The Japanese agricultural sector is facing similar challenges. However the problems in Japan are much more acute and require immediate addressing. With aging of farmers and natural disasters by climate change threatening the complete agricultural sector on one side and the public demanding high-quality food which is produced in a transparent and sustainable way, Japanese agriculture is reinventing itself at a drastically high pace. Japan is worldwide one of the biggest developers of robotics, automated systems and Artificial Intelligence (AI) tools (RVO report, 2019). As the Vision document of the Dutch minister acknowledges, international cooperation is of utmost importance in tackling the challenges of the world food production

Geplande acties

This project will deliver:
● Self-learning, autonomous robotic systems, where sensors gather data for big-data analysis and real-time actuation following decisions from automated precision agriculture decision support systems;
● The rapid breeding of new more resilient potato varieties using data from precision detection methods and artificial intelligence to feed advanced crop growth models for predicting the phenotype of cultivar under different growing conditions;
● Realization of a crop-passport data infrastructure, where data from sensors and robotic systems is automatically stored and analyzed by artificial intelligence. The knowledge obtained from these analyses can be used as input for smart precision agriculture control systems to optimally utilize natural resistance and biodiversity to prevent diseases and to optimize processes throughout the chain;
● Data-driven development of new, innovative cropping systems, focusing on sustainable management of soil and crops.

The companies and research institutes in this consortium will be frequently in contact with each other per work package and will be involved in the overall project progress. Together with the researchers, the engineers working groups inform all members by means of presentations, test visits, and newsworthy messages on a PPP-specific "portal". In consultation with the partners, the results will also be shared with the sector via the existing communication channels from GMV/ FME / the Dutch embassy in Tokyo, etc. which are newsletters, websites and open days / events. Where possible and only in agreement with the consortium partners, open source software will be disseminated. By means of trade journals and news magazines, disseminating to other target groups will be realized. The user group with members from farmers, breeders, and tech developers will also propagate the results within their networks. WUR is a partner in various EU initiatives, such as the EU project EU IOF2020 Connectivity project and the PPP National field lab precision agriculture, in both reliably measuring, modeling, predicting and dealing with hyperdimensional data is a spearhead.
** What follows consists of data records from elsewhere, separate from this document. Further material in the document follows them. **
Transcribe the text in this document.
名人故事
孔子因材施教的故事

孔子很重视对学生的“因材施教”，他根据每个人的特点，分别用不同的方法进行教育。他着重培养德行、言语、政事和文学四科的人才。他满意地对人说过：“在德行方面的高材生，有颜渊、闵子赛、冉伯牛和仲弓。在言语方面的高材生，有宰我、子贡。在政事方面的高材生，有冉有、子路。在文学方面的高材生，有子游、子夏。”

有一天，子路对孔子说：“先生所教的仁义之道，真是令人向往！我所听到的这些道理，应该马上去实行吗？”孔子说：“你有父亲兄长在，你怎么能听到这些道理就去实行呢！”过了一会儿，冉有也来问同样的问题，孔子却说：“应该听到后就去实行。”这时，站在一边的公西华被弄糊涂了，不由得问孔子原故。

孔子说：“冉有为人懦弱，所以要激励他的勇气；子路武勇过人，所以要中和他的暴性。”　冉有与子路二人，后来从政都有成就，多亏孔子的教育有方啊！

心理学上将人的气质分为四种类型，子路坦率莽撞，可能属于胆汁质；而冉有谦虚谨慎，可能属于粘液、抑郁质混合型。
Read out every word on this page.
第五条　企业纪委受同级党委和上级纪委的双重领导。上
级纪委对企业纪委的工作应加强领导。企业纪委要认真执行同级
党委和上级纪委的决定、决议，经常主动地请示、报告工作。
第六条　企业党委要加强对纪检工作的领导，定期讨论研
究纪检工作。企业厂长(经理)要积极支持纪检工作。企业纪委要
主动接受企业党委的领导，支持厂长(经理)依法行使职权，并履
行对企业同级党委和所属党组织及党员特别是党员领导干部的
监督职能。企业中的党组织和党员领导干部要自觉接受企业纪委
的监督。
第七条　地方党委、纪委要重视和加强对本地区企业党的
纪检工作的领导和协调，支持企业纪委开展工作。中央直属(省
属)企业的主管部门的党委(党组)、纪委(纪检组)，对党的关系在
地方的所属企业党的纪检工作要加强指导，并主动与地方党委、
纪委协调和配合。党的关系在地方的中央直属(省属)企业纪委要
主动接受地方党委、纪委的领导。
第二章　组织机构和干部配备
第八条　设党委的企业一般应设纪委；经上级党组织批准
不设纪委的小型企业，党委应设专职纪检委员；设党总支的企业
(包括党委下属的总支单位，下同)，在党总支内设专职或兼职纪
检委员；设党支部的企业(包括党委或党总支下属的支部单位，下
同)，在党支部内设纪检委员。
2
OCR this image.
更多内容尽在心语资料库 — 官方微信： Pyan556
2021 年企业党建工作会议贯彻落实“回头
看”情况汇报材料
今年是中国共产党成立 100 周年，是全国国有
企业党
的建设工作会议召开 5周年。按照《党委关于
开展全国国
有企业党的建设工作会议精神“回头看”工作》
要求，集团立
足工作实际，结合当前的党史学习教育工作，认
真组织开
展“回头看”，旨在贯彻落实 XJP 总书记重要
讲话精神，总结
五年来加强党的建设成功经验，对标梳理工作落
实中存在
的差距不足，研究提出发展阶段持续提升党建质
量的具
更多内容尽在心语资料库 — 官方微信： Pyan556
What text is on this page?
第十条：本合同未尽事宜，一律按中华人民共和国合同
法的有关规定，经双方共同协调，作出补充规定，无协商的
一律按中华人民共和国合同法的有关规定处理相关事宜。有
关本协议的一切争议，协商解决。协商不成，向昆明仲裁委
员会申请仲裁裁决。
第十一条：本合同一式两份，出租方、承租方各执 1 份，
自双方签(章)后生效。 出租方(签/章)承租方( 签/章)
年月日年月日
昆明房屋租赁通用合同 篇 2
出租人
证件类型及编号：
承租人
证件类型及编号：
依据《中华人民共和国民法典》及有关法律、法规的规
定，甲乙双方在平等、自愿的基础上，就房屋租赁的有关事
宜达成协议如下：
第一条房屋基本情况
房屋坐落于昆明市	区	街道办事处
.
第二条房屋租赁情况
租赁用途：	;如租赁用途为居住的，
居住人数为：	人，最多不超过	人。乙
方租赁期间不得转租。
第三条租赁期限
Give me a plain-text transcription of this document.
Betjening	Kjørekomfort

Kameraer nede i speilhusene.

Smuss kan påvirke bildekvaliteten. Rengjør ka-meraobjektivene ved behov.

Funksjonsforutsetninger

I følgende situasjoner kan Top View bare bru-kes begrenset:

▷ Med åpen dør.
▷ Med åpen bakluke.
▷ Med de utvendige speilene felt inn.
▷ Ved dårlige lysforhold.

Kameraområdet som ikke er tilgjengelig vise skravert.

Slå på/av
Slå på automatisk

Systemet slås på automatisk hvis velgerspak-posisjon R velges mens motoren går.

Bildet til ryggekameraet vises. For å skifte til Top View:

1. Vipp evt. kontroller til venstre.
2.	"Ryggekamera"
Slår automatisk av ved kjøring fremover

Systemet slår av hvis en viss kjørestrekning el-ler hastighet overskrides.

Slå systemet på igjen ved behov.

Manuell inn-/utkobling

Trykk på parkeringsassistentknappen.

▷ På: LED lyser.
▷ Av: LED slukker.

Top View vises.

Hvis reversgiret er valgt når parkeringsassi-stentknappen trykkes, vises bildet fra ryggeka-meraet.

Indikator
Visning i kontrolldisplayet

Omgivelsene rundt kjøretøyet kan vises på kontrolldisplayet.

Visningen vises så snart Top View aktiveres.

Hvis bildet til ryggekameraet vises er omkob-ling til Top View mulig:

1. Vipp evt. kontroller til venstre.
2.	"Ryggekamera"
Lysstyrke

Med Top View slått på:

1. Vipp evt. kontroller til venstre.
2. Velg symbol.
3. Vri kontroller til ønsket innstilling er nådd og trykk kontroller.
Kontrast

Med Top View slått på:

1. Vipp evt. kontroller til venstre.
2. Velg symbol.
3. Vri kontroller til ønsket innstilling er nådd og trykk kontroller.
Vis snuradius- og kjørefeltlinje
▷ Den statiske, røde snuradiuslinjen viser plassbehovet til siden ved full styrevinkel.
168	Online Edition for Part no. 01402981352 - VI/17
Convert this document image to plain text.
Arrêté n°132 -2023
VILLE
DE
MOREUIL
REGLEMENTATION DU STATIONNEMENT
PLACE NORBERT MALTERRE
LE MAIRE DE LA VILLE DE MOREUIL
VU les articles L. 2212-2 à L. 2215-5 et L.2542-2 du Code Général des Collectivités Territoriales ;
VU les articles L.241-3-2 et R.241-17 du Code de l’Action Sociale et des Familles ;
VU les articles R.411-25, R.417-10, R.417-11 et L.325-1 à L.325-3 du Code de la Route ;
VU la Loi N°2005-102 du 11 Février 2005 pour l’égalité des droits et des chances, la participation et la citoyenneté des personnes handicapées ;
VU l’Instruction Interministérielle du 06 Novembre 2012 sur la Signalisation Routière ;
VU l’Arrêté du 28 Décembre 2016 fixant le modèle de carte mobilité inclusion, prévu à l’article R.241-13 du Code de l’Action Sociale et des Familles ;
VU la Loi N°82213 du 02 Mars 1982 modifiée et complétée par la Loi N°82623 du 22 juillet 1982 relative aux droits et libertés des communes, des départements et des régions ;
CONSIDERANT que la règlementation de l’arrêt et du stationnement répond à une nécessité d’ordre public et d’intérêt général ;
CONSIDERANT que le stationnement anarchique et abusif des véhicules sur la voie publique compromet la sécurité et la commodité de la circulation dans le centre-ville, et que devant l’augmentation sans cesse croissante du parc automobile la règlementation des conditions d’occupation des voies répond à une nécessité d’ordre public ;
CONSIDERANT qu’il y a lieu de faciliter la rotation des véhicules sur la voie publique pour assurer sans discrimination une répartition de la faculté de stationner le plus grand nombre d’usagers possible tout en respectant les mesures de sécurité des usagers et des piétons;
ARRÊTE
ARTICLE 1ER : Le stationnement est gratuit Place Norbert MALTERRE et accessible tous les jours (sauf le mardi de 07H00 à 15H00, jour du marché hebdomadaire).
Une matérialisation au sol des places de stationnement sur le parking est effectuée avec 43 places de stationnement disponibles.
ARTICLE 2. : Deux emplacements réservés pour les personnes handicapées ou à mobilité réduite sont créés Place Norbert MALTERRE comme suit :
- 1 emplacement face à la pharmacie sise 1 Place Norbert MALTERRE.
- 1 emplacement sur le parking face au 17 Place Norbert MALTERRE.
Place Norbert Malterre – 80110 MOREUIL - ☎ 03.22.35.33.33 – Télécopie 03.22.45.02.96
The activities in this PPP will be strengthened by insights from these EU projects via WP5. The results are published where possible on social media channels of the consortium parties, fairs, scientific symposia / conferences, in scientific journals and in professional journals. In addition, there are open days that are also accessible to the general public. Partner GMV/ FME has an excellent network to reach out to a broad audience.

To future users of this data-driven approach we aim to showcase the technology developed within this project from the start the end final year of the project at a variety of locations such as Wageningen University, like for instance summer schools on Imaging & Phenotyping, and other locations around the Netherlands and in Japan to demonstrate production/breeding methods. Exotic and inspiring locations will be selected to showcase the educational aspects and farthest-reaching limits of current technology. Live experience demo sessions will be organized on industrial fairs like Vision & Robotics/ Potato Europe 2020/ conferences etc to offer a real experience to new users by sending out invitations distributed by associations/ newsletters, online media.000

WUR will take up the coordination of at least one scientific paper on these developments per year, which will then generate presentations at conferences to share insights generated with the academic community. While the general audience will be given insights in developments via, high-tech conference/community gatherings, and further international press.